Page 171 - Dodson Family Jewels 2009 Reunion Recipe Book 362_Neat
P. 171
Spaghetti Squash Casserole
Submitted By Pamela Ann Gatlin Schulz
Ingredients:
1 spaghetti squash, halved lengthwise and seeds
removed
1 Tbsp vegetable oil
1 small onion, chopped
2 cloves garlic, chopped
1 tsp dried basil
2 plum tomatoes, chopped
1 (8 oz) tub 1% cottage cheese
½ cup (2 oz) shredded low-fat mozzarella cheese
¼ cup chopped parsley
¼ tsp salt
¼ cup (1 oz) grated Parmesan cheese
3 Tbsp seasoned dry bread crumbs
Preheat the oven to 400°F. Coat a 13x9 baking dish
and a baking sheet with nonstick spray.

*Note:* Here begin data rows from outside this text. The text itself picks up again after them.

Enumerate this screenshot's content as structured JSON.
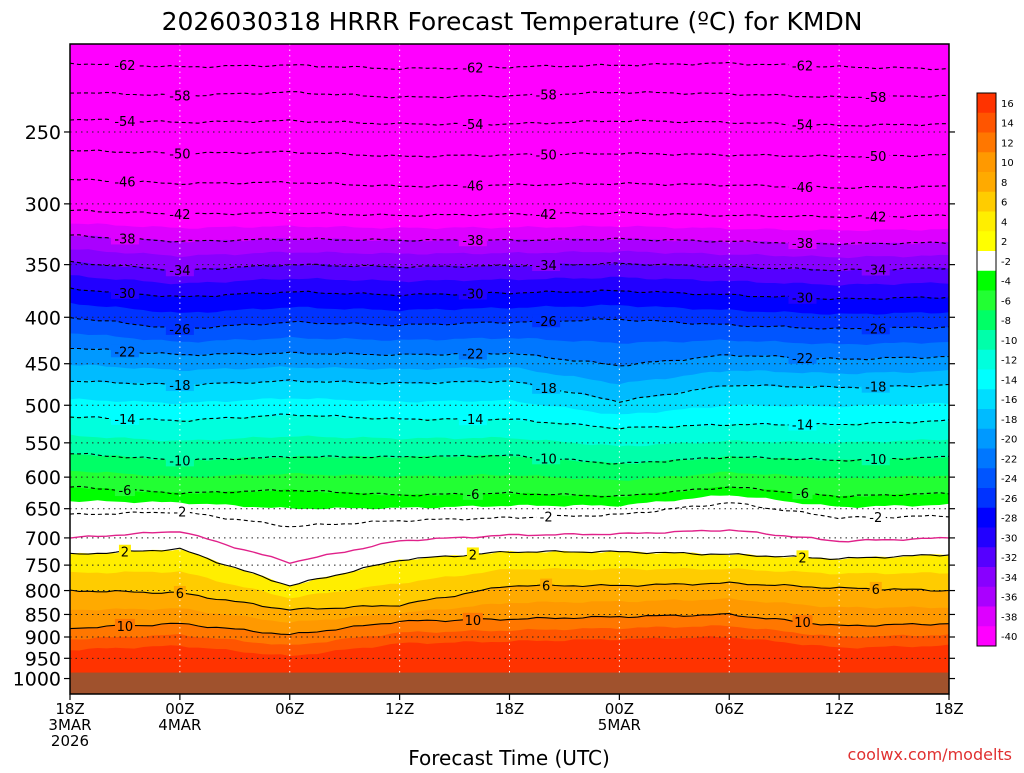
{
  "chart_data": {
    "type": "heatmap",
    "title": "2026030318 HRRR Forecast Temperature (ºC) for KMDN",
    "xlabel": "Forecast Time (UTC)",
    "ylabel": "",
    "credit": "coolwx.com/modelts",
    "y_axis": {
      "scale": "log",
      "inverted": true,
      "ticks": [
        250,
        300,
        350,
        400,
        450,
        500,
        550,
        600,
        650,
        700,
        750,
        800,
        850,
        900,
        950,
        1000
      ],
      "range": [
        1040,
        200
      ],
      "dotted_grid": true
    },
    "x_axis": {
      "range_hours": [
        0,
        48
      ],
      "dotted_grid": true,
      "ticks": [
        {
          "hour": 0,
          "lines": [
            "18Z",
            "3MAR",
            "2026"
          ]
        },
        {
          "hour": 6,
          "lines": [
            "00Z",
            "4MAR"
          ]
        },
        {
          "hour": 12,
          "lines": [
            "06Z"
          ]
        },
        {
          "hour": 18,
          "lines": [
            "12Z"
          ]
        },
        {
          "hour": 24,
          "lines": [
            "18Z"
          ]
        },
        {
          "hour": 30,
          "lines": [
            "00Z",
            "5MAR"
          ]
        },
        {
          "hour": 36,
          "lines": [
            "06Z"
          ]
        },
        {
          "hour": 42,
          "lines": [
            "12Z"
          ]
        },
        {
          "hour": 48,
          "lines": [
            "18Z"
          ]
        }
      ]
    },
    "colorbar": {
      "labels": [
        "16",
        "14",
        "12",
        "10",
        "8",
        "6",
        "4",
        "2",
        "-2",
        "-4",
        "-6",
        "-8",
        "-10",
        "-12",
        "-14",
        "-16",
        "-18",
        "-20",
        "-22",
        "-24",
        "-26",
        "-28",
        "-30",
        "-32",
        "-34",
        "-36",
        "-38",
        "-40"
      ],
      "colors": [
        "#ff3300",
        "#ff5500",
        "#ff7700",
        "#ff9900",
        "#ffaa00",
        "#ffcc00",
        "#ffee00",
        "#ffff00",
        "#ffffff",
        "#00ff00",
        "#22ff33",
        "#00ff66",
        "#00ffaa",
        "#00ffdd",
        "#00ffff",
        "#00ddff",
        "#00bbff",
        "#0099ff",
        "#0077ff",
        "#0055ff",
        "#0033ff",
        "#0000ff",
        "#2200ff",
        "#5500ff",
        "#8800ff",
        "#aa00ff",
        "#dd00ff",
        "#ff00ff"
      ]
    },
    "freezing_line_color": "#e0218a",
    "ground_color": "#a0522d",
    "contour_levels": [
      -62,
      -58,
      -54,
      -50,
      -46,
      -42,
      -38,
      -34,
      -30,
      -26,
      -22,
      -18,
      -14,
      -10,
      -6,
      -2,
      2,
      6,
      10
    ],
    "series": [
      {
        "temp": -62,
        "p": [
          210,
          212,
          211,
          213,
          212,
          211,
          210,
          212,
          213
        ]
      },
      {
        "temp": -58,
        "p": [
          226,
          228,
          226,
          229,
          228,
          226,
          227,
          229,
          228
        ]
      },
      {
        "temp": -54,
        "p": [
          242,
          244,
          243,
          245,
          245,
          243,
          244,
          246,
          245
        ]
      },
      {
        "temp": -50,
        "p": [
          262,
          264,
          263,
          266,
          265,
          264,
          265,
          266,
          265
        ]
      },
      {
        "temp": -46,
        "p": [
          282,
          285,
          284,
          287,
          286,
          285,
          286,
          288,
          287
        ]
      },
      {
        "temp": -42,
        "p": [
          305,
          308,
          307,
          309,
          308,
          307,
          309,
          310,
          309
        ]
      },
      {
        "temp": -38,
        "p": [
          325,
          330,
          328,
          329,
          329,
          328,
          330,
          332,
          331
        ]
      },
      {
        "temp": -34,
        "p": [
          348,
          355,
          350,
          352,
          351,
          349,
          352,
          355,
          353
        ]
      },
      {
        "temp": -30,
        "p": [
          372,
          380,
          375,
          378,
          376,
          374,
          378,
          382,
          380
        ]
      },
      {
        "temp": -26,
        "p": [
          400,
          412,
          405,
          408,
          405,
          402,
          408,
          412,
          410
        ]
      },
      {
        "temp": -22,
        "p": [
          432,
          440,
          438,
          440,
          438,
          452,
          440,
          445,
          442
        ]
      },
      {
        "temp": -18,
        "p": [
          470,
          475,
          470,
          473,
          470,
          495,
          475,
          478,
          475
        ]
      },
      {
        "temp": -14,
        "p": [
          515,
          520,
          512,
          518,
          518,
          530,
          525,
          525,
          520
        ]
      },
      {
        "temp": -10,
        "p": [
          565,
          575,
          570,
          570,
          568,
          580,
          570,
          575,
          570
        ]
      },
      {
        "temp": -6,
        "p": [
          615,
          625,
          620,
          628,
          625,
          630,
          615,
          630,
          625
        ]
      },
      {
        "temp": -2,
        "p": [
          660,
          655,
          680,
          670,
          665,
          660,
          640,
          665,
          662
        ]
      },
      {
        "temp": 2,
        "p": [
          730,
          720,
          790,
          740,
          725,
          725,
          730,
          738,
          730
        ]
      },
      {
        "temp": 6,
        "p": [
          800,
          805,
          840,
          830,
          790,
          790,
          785,
          795,
          800
        ]
      },
      {
        "temp": 10,
        "p": [
          880,
          870,
          895,
          865,
          860,
          855,
          850,
          875,
          870
        ]
      }
    ],
    "freezing_line": [
      700,
      688,
      745,
      705,
      695,
      693,
      686,
      706,
      700
    ]
  }
}
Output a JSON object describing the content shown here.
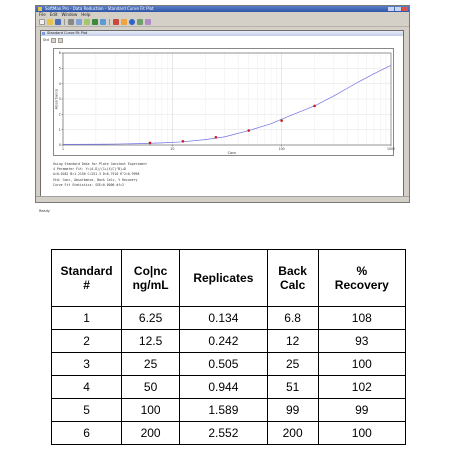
{
  "window": {
    "title": "SoftMax Pro - Data Reduction - Standard Curve Fit Plot"
  },
  "menu": [
    "File",
    "Edit",
    "Window",
    "Help"
  ],
  "toolbar_icons": [
    "new-icon",
    "open-icon",
    "save-icon",
    "print-icon",
    "copy-icon",
    "paste-icon",
    "chart-icon",
    "table-icon",
    "export-icon",
    "zoom-icon",
    "info-icon",
    "refresh-icon",
    "settings-icon"
  ],
  "plot_window": {
    "title": "Standard Curve Fit Plot",
    "view_label": "Std"
  },
  "chart_data": {
    "type": "scatter",
    "x_scale": "log",
    "xlim": [
      1,
      1000
    ],
    "ylim": [
      0,
      6
    ],
    "x_ticks": [
      "1",
      "10",
      "100",
      "1000"
    ],
    "y_ticks": [
      "0",
      "1",
      "2",
      "3",
      "4",
      "5",
      "6"
    ],
    "xlabel": "Conc",
    "ylabel": "Absorbance",
    "grid": true,
    "points": {
      "x": [
        6.25,
        12.5,
        25,
        50,
        100,
        200
      ],
      "y": [
        0.134,
        0.242,
        0.505,
        0.944,
        1.589,
        2.552
      ]
    },
    "fit_curve": {
      "x": [
        1,
        2,
        3,
        5,
        8,
        12,
        20,
        30,
        50,
        80,
        120,
        200,
        300,
        500,
        700,
        1000
      ],
      "y": [
        0.04,
        0.05,
        0.06,
        0.09,
        0.14,
        0.2,
        0.35,
        0.53,
        0.94,
        1.39,
        1.92,
        2.55,
        3.2,
        4.1,
        4.65,
        5.2
      ]
    },
    "point_color": "#cc1a1a",
    "curve_color": "#6f6fe8"
  },
  "info_text": [
    "Using Standard Data for Plate Constant Experiment",
    "4 Parameter Fit: Y=(A-D)/(1+(X/C)^B)+D",
    "A=0.0282 B=1.2150 C=251.3 D=6.7510 R^2=0.9998",
    "Std: Conc, Absorbance, Back Calc, % Recovery",
    "Curve Fit Statistics: SSE=0.0006 df=2"
  ],
  "statusbar": "Ready",
  "table": {
    "headers": [
      [
        "Standard",
        "#"
      ],
      [
        "Co|nc",
        "ng/mL"
      ],
      [
        "Replicates"
      ],
      [
        "Back",
        "Calc"
      ],
      [
        "%",
        "Recovery"
      ]
    ],
    "rows": [
      [
        "1",
        "6.25",
        "0.134",
        "6.8",
        "108"
      ],
      [
        "2",
        "12.5",
        "0.242",
        "12",
        "93"
      ],
      [
        "3",
        "25",
        "0.505",
        "25",
        "100"
      ],
      [
        "4",
        "50",
        "0.944",
        "51",
        "102"
      ],
      [
        "5",
        "100",
        "1.589",
        "99",
        "99"
      ],
      [
        "6",
        "200",
        "2.552",
        "200",
        "100"
      ]
    ]
  }
}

Place the
squash, cut side down, on the sheet. Bake for 30
minutes, or until tender when pierced with a sharp
knife. With a fork, scrape the squash strands into a
large bowl. Meanwhile, warm the oil in a medium
skillet set over medium heat. Add the onion, garlic,
and basil. Cook for 4 to 5 minutes or until the onion
is soft. Add the tomatoes. Cook for 3 to 4 minutes,
or until the mixture is dry. To the bowl with the
squash, add the cottage cheese, mozzarella,
parsley, salt, and the onion mixture. Stir to mix.
Pour into the prepared baking dish. Sprinkle with
the Parmesan and bread crumbs. Bake for 30
minutes, or until bubbly and heated through.